The episodic production traces the first 24 hours of night flight airmail service by the Trans-Andean European Mail Service in South America. The story opens in Rio de Janeiro, Brazil, where an epidemic of infantile paralysis (polio) threatens to get even worse for want of a life-saving serum. There's plenty of medicine in Santiago, Chile, however, and arrangements are made to fly the medicine out on the next flight to Buenos Aires, Trans-Andean's headquarters. The pilot is high-living playboy/deadly serious flyer Auguste Pellerin (Robert Montgomery).
In Buenos Aires, the company's taskmaster managing director, A. Riviére (John Barrymore), stands in front of a huge map of South America, its large bulbs tracing the movements of various flights. The role is not a particularly good one for Barrymore, a cliché even in 1933, his is cut from the same cloth as Warner Baxter in 42nd Street and James Cagney in Footlight Parade, with Riviére working his employees into the ground, outwardly reckless and autocratic while privately struggling with self-doubt, although none about his dreams for nighttime mail flights and their boon to mankind. Lionel Barrymore has even less of a character to play though a bit more to do as company inspector Robineau. Lionel spends most of his screentime madly scratching his eczema-plagued chest.
Elsewhere, pilot Jules Fabian (Clark Gable) and his wireless operator, H. Guimet (Leslie Fenton), have left Punta Arenas, on Chile's southern tip, for Buenos Aires but are soon caught in a fierce rainstorm. Meanwhile, Fabian's wife, Simone (Helen Hayes), nervously waits for his return to Buenos Aires, while the (unnamed) wife (Myrna Loy) of yet another pilot (William Gargan), sadly but resignedly sends her husband off on another dangerous job.

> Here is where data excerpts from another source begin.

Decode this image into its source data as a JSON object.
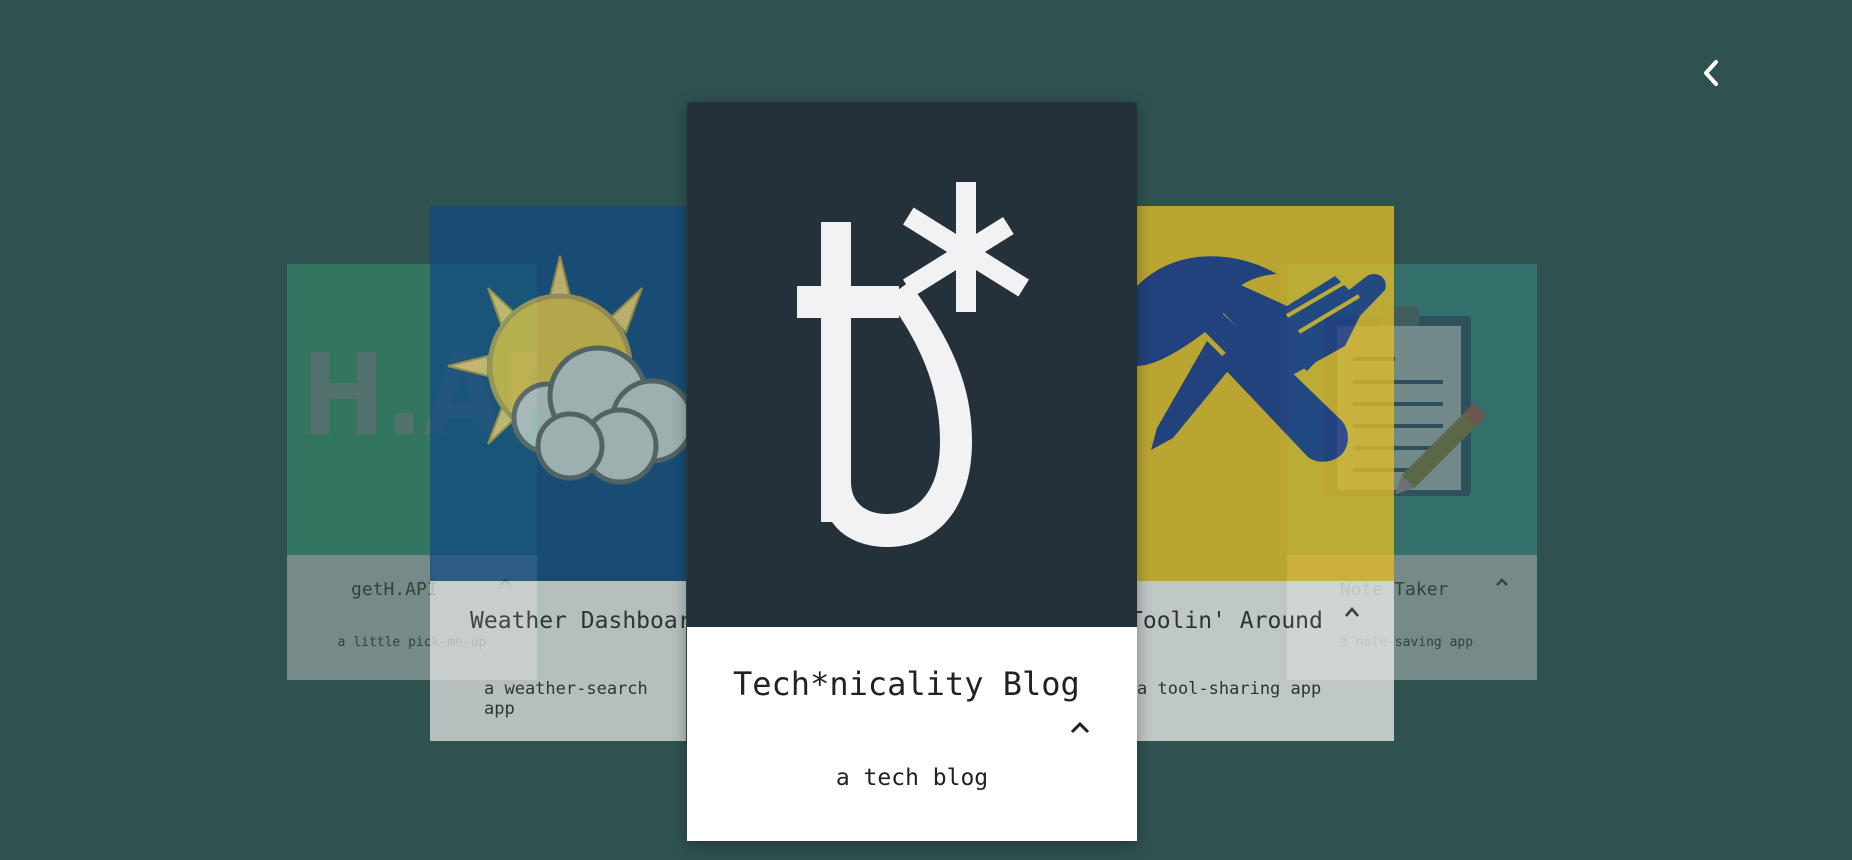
{
  "cards": [
    {
      "id": "geth",
      "title": "getH.API",
      "description": "a little pick-me-up",
      "logo_text": "H.API"
    },
    {
      "id": "weather",
      "title": "Weather Dashboard",
      "description": "a weather-search app"
    },
    {
      "id": "blog",
      "title": "Tech*nicality Blog",
      "description": "a tech blog"
    },
    {
      "id": "tool",
      "title": "Toolin' Around",
      "description": "a tool-sharing app"
    },
    {
      "id": "note",
      "title": "Note Taker",
      "description": "a note-saving app"
    }
  ],
  "icons": {
    "back": "chevron-left-icon",
    "expand": "chevron-up-icon"
  },
  "colors": {
    "background": "#2f5250",
    "geth": "#3cb07a",
    "weather": "#104a82",
    "blog": "#24313a",
    "tool": "#e2bd2a",
    "note": "#3da59a"
  }
}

Night Flight partly emulates earlier aerial spectaculars like Wings (1927) and Hell's Angels (1930), but mostly MGM's all-star hit from the year before, Grand Hotel, which likewise starred Lionel and John Barrymore, along with Greta Garbo, Joan Crawford, Wallace Berry, and others. But rather than bring together disparate characters to a single luxurious location, Night Flight spreads them across South America in disconnected footage that suspiciously looks like it was shot piecemeal, as each star had a day or two off. (And it was, at least according to Loy.) Evidence of this is that most of the leading players perform all their scenes on just one or two sets, and there's little interaction among them. Ironically, character actor Frank Conroy (The Day the Earth Stood Still), as the company's worried central radio operator, has more to do than many of the bigger stars.

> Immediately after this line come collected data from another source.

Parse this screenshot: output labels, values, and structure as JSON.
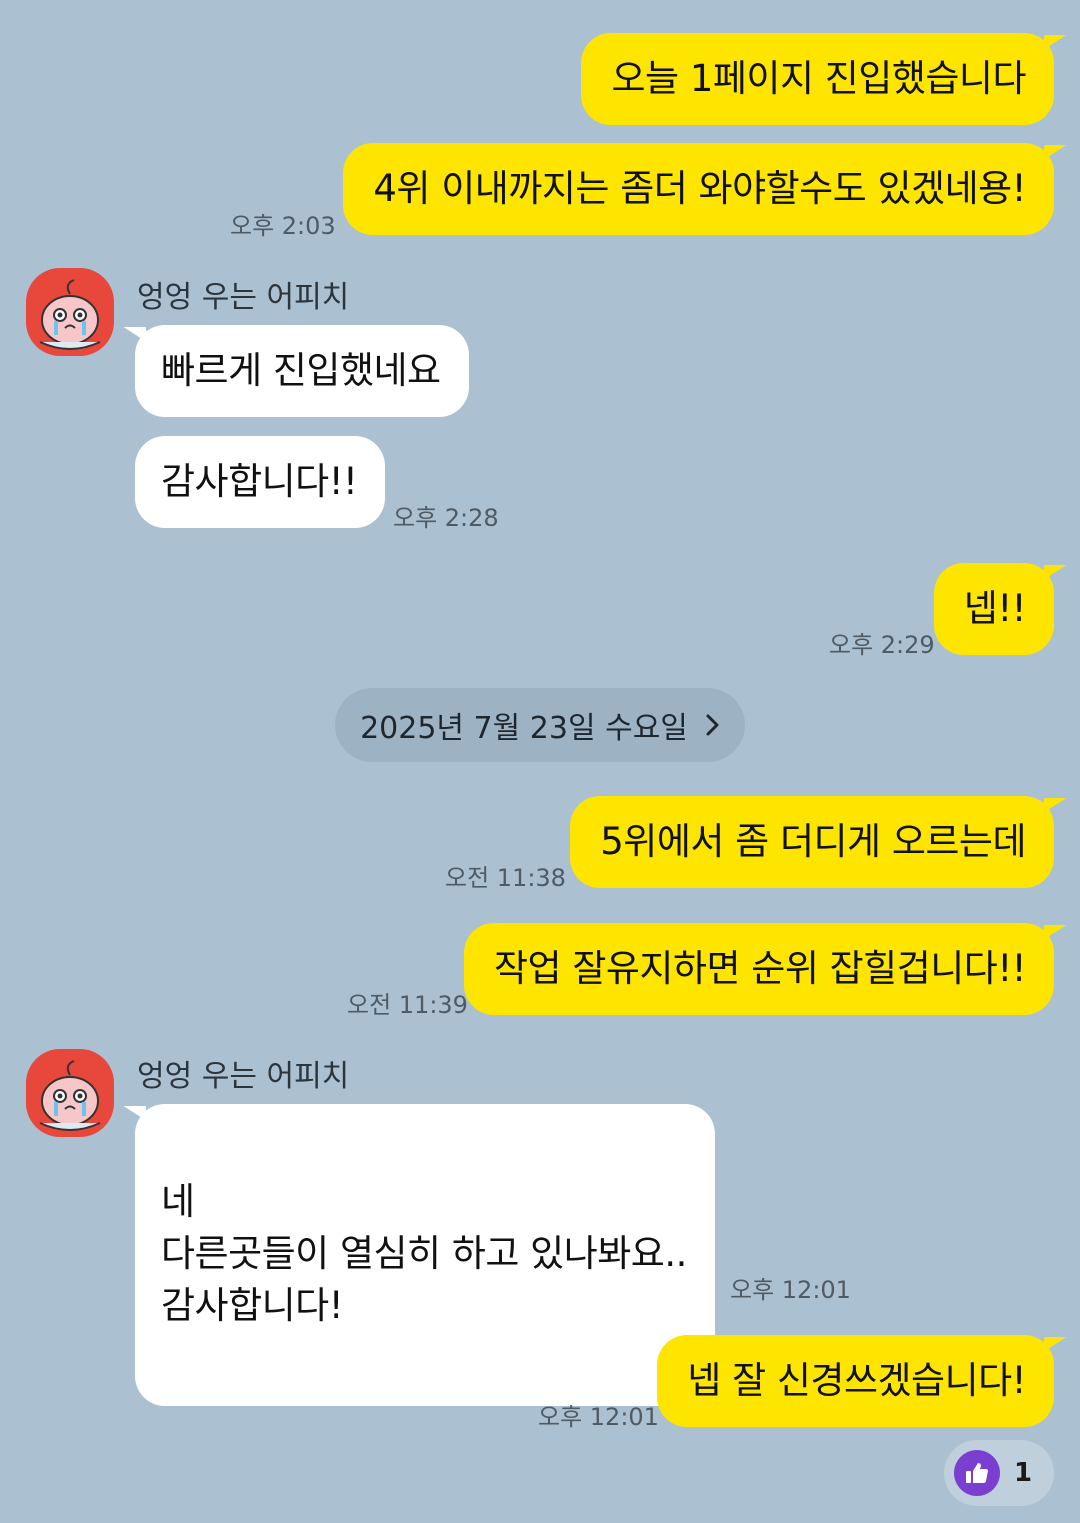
{
  "messages": {
    "m1": {
      "text": "오늘 1페이지 진입했습니다"
    },
    "m2": {
      "text": "4위 이내까지는 좀더 와야할수도 있겠네용!",
      "time": "오후 2:03"
    },
    "m3": {
      "sender": "엉엉 우는 어피치",
      "text": "빠르게 진입했네요"
    },
    "m4": {
      "text": "감사합니다!!",
      "time": "오후 2:28"
    },
    "m5": {
      "text": "넵!!",
      "time": "오후 2:29"
    },
    "m6": {
      "text": "5위에서 좀 더디게 오르는데",
      "time": "오전 11:38"
    },
    "m7": {
      "text": "작업 잘유지하면 순위 잡힐겁니다!!",
      "time": "오전 11:39"
    },
    "m8": {
      "sender": "엉엉 우는 어피치",
      "text": "네\n다른곳들이 열심히 하고 있나봐요..\n감사합니다!",
      "time": "오후 12:01"
    },
    "m9": {
      "text": "넵 잘 신경쓰겠습니다!",
      "time": "오후 12:01"
    }
  },
  "date_divider": {
    "label": "2025년 7월 23일 수요일",
    "icon": "chevron-right-icon"
  },
  "reaction": {
    "icon": "thumbs-up-icon",
    "count": "1",
    "color": "#7a3fd1"
  },
  "colors": {
    "background": "#abc1d1",
    "my_bubble": "#fee500",
    "their_bubble": "#ffffff",
    "avatar_bg": "#e8473b"
  }
}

The parts are clichés when they're characters at all. Helen Hayes's pilot's wife, for instance, at one point has her husband's meal served alongside hers even though he hasn't returned. She tries convincing herself that he's there, conversing with the empty table setting, gradually decides "it won't work" and walks around the room agonizingly, wringing her hands and vying for an Oscar nomination.

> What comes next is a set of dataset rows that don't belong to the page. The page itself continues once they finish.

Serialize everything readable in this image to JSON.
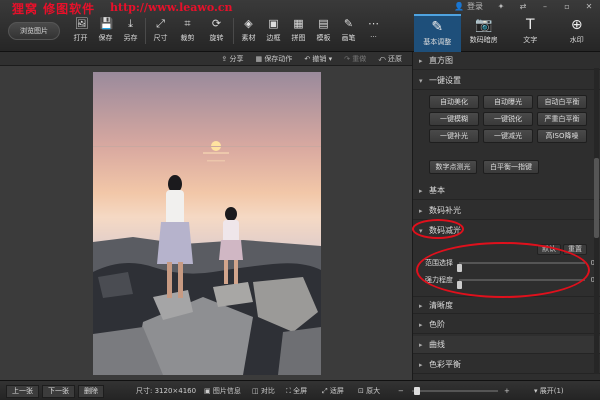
{
  "watermark": {
    "cn": "狸窝 修图软件",
    "url": "http://www.leawo.cn"
  },
  "titlebar": {
    "login": "登录",
    "icons": [
      "shirt-icon",
      "share-icon",
      "minimize-icon",
      "restore-icon",
      "close-icon"
    ]
  },
  "toolbar": {
    "browse_label": "浏览图片",
    "tools": [
      {
        "label": "打开",
        "icon": "open-icon",
        "glyph": "🖼"
      },
      {
        "label": "保存",
        "icon": "save-icon",
        "glyph": "💾"
      },
      {
        "label": "另存",
        "icon": "save-as-icon",
        "glyph": "⤓"
      },
      {
        "label": "尺寸",
        "icon": "resize-icon",
        "glyph": "⤢"
      },
      {
        "label": "裁剪",
        "icon": "crop-icon",
        "glyph": "⌗"
      },
      {
        "label": "旋转",
        "icon": "rotate-icon",
        "glyph": "⟳"
      },
      {
        "label": "素材",
        "icon": "material-icon",
        "glyph": "◈"
      },
      {
        "label": "边框",
        "icon": "frame-icon",
        "glyph": "▣"
      },
      {
        "label": "拼图",
        "icon": "collage-icon",
        "glyph": "▦"
      },
      {
        "label": "模板",
        "icon": "template-icon",
        "glyph": "▤"
      },
      {
        "label": "画笔",
        "icon": "brush-icon",
        "glyph": "✎"
      },
      {
        "label": "···",
        "icon": "more-icon",
        "glyph": "⋯"
      }
    ]
  },
  "right_tabs": [
    {
      "label": "基本调整",
      "icon": "adjust-icon",
      "glyph": "✎",
      "active": true
    },
    {
      "label": "数码暗房",
      "icon": "camera-icon",
      "glyph": "📷",
      "active": false
    },
    {
      "label": "文字",
      "icon": "text-icon",
      "glyph": "T",
      "active": false
    },
    {
      "label": "水印",
      "icon": "watermark-icon",
      "glyph": "⊕",
      "active": false
    }
  ],
  "actionbar": {
    "share": "分享",
    "save_action": "保存动作",
    "undo": "撤销",
    "redo": "重做",
    "restore": "还原"
  },
  "panel": {
    "histogram": "直方图",
    "one_click": "一键设置",
    "one_click_buttons": [
      "自动美化",
      "自动曝光",
      "自动白平衡",
      "一键模糊",
      "一键锐化",
      "严重白平衡",
      "一键补光",
      "一键减光",
      "高ISO降噪"
    ],
    "extra_buttons": [
      "数字点测光",
      "白平衡一指键"
    ],
    "basic": "基本",
    "fill_light": "数码补光",
    "reduce_light": "数码减光",
    "default_btn": "默认",
    "reset_btn": "重置",
    "slider_range": {
      "label": "范围选择",
      "value": "0"
    },
    "slider_strength": {
      "label": "强力程度",
      "value": "0"
    },
    "clarity": "清晰度",
    "levels": "色阶",
    "curves": "曲线",
    "color_balance": "色彩平衡"
  },
  "bottombar": {
    "prev": "上一张",
    "next": "下一张",
    "delete": "删除",
    "size": "尺寸: 3120×4160",
    "info": "图片信息",
    "compare": "对比",
    "fullscreen": "全屏",
    "fit": "适屏",
    "original": "原大",
    "expand": "展开(1)"
  },
  "colors": {
    "accent": "#4fa3e0",
    "active_tab": "#1e4f7a",
    "annotation": "#e0101c"
  }
}
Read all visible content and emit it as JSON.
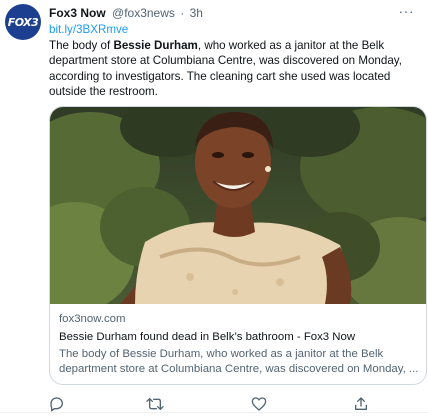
{
  "tweet": {
    "author_name": "Fox3 Now",
    "handle": "@fox3news",
    "separator": "·",
    "time": "3h",
    "more_label": "···",
    "avatar_text": "FOX3",
    "link": "bit.ly/3BXRmve",
    "text_part1": "The body of ",
    "text_bold": "Bessie Durham",
    "text_part2": ", who worked as a janitor at the Belk department store at Columbiana Centre, was discovered on Monday, according to investigators. The cleaning cart she used was located outside the restroom."
  },
  "card": {
    "domain": "fox3now.com",
    "title": "Bessie Durham found dead in Belk’s bathroom - Fox3 Now",
    "description": "The body of Bessie Durham, who worked as a janitor at the Belk department store at Columbiana Centre, was discovered on Monday, ..."
  },
  "actions": {
    "reply_icon": "reply-icon",
    "retweet_icon": "retweet-icon",
    "like_icon": "like-icon",
    "share_icon": "share-icon"
  },
  "colors": {
    "link": "#1d9bf0",
    "secondary_text": "#536471",
    "avatar_bg": "#1d3f8f",
    "card_border": "#cfd9de"
  }
}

Nevertheless, the fact-based setting and harrowing flights made in those early days of aviation are inherently interesting and in 1933 these daring aviators, epitomized by Charles Lindbergh, were justifiably international heroes. The primitive nature of flying back then is pretty amazing. When Fabian and Guimet communicate, they're forced to pass hand-scribbled notes through a little hole near the floor of the fuselage, or close the throttle completely in order to hear each other's voices.
The footage accompanying the night flights is interesting, a mix of beautifully shot aerial footage of silhouetted clouds (taken around Boulder, Colorado), intricate miniatures, and possibly a bit of real footage of South America, though most everything seems to have been shot on soundstages and the MGM backlot. A nice touch is the many high-angle shots looking down on remote homes, fishermen, farmers, etc., as they look up at the passing plane, whose shadow is sometimes a special effect, matted in. The long sequences with Gable and his partner trying to ride out the storm come off best, and the lack of dialog for most of this footage works to its advantage.
Video & Audio
Night Flight is in excellent shape considering its age. The full frame, black and white image is impressively sharp and the contrast is good throughout. The region 1 disc's Dolby Digital mono is likewise fine, and optional English and French subtitles are included.
The only extras are two unspectacular short subjects from the period. The Oscar-nominated Swing High (1932) profiles four generations of trapeze artists, The Flying Codonas, whose real-life exploits weren't quite as happy-go-lucky as smarmy narrator Pete Smith suggests. When the Cat's Away (1935) is a colorful but bland Harman-Ising cartoon in Technicolor.
Worth seeing for its cast, its unusual setting, and for some good flying scenes that compensate for a weak, disconnected script, Night Flight is mildly recommended.